If you had already added this repo earlier, run helm repo update to retrieve the latest versions of the packages. You can then run helm search repo osdfir-charts to see the available charts.

To install the Turbinia chart using a release name of my-release:

helm install my-release osdfir-charts/turbinia

To uninstall the chart:

helm uninstall my-release

For instructions on installing Turbinia along with our other integrated DFIR tools, refer to the main OSDFIR Infrastructure repository. Additionally, refer to the Turbinia Helm chart README for a comprehensive list of configuration options.

Docker Installation

The second way to run Turbinia is through the provided Docker containers.

Caveats

rawdisk: As Turbinia uses the loop device to mount different types of evidence (eg raw disks) the host operating system should support the loop device. Linux is currently the only OS that supports the processing of raw disks.

googleclouddisk: Turbinia running in Docker cannot currently process Google Cloud disks.

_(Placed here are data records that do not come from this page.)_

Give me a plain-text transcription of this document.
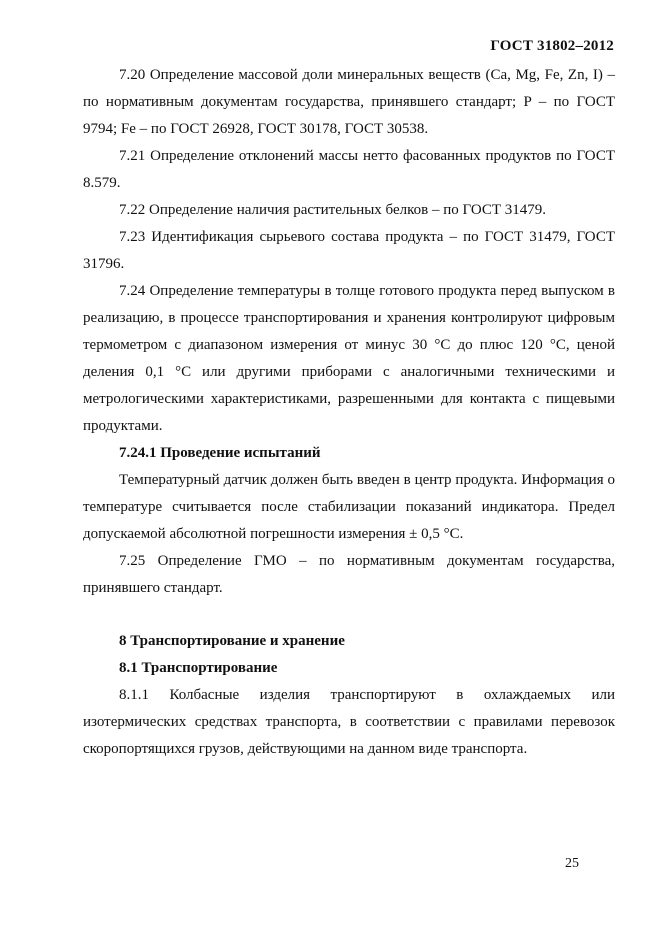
ГОСТ 31802–2012

7.20 Определение массовой доли минеральных веществ (Ca, Mg, Fe, Zn, I) – по нормативным документам государства, принявшего стандарт; P – по ГОСТ 9794; Fe – по ГОСТ 26928, ГОСТ 30178, ГОСТ 30538.

7.21 Определение отклонений массы нетто фасованных продуктов по ГОСТ 8.579.

7.22 Определение наличия растительных белков – по ГОСТ 31479.

7.23 Идентификация сырьевого состава продукта – по ГОСТ 31479, ГОСТ 31796.

7.24 Определение температуры в толще готового продукта перед выпуском в реализацию, в процессе транспортирования и хранения контролируют цифровым термометром с диапазоном измерения от минус 30 °С до плюс 120 °С, ценой деления 0,1 °С или другими приборами с аналогичными техническими и метрологическими характеристиками, разрешенными для контакта с пищевыми продуктами.

7.24.1 Проведение испытаний

Температурный датчик должен быть введен в центр продукта. Информация о температуре считывается после стабилизации показаний индикатора. Предел допускаемой абсолютной погрешности измерения ± 0,5 °С.

7.25 Определение ГМО – по нормативным документам государства, принявшего стандарт.

8 Транспортирование и хранение

8.1 Транспортирование

8.1.1 Колбасные изделия транспортируют в охлаждаемых или изотермических средствах транспорта, в соответствии с правилами перевозок скоропортящихся грузов, действующими на данном виде транспорта.

25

DOCKER_ENABLED: If you plan to enable running dependencies in containers make sure you have Docker installed.

Steps

Step 1

Checkout the Turbinia source code. If you intend to start developing please fork the repository on github first and check out your own forked instance.

git clone https://github.com/google/turbinia.git
cd turbinia

Step 2

Generate configuration file using sed with default local stack values to the ./conf folder. This folder (and supporting folders) will be mapped by docker compose into the containers.

mkdir -p ./conf && mkdir -p ./tmp && mkdir -p ./evidence && mkdir -p ./certs && chmod 777 ./conf ./tmp ./evidence ./certs
sed -f docker/local/local-config.sed turbinia/config/turbinia_config_tmpl.py > conf/turbinia.conf

Step 3

Let’s bring up the local Turbinia stack

docker-compose -f ./docker/local/docker-compose.yml up

A Turbinia server, worker, api and Redis should now be running on your local system and a local persistent ‘evidence’ folder will have been created containing the Turbinia log file and processing output.

Note: Redis will store it’s data in a volume that is mapped to ./redis-data/. You can adjust this in the docker-compose.yml configuration.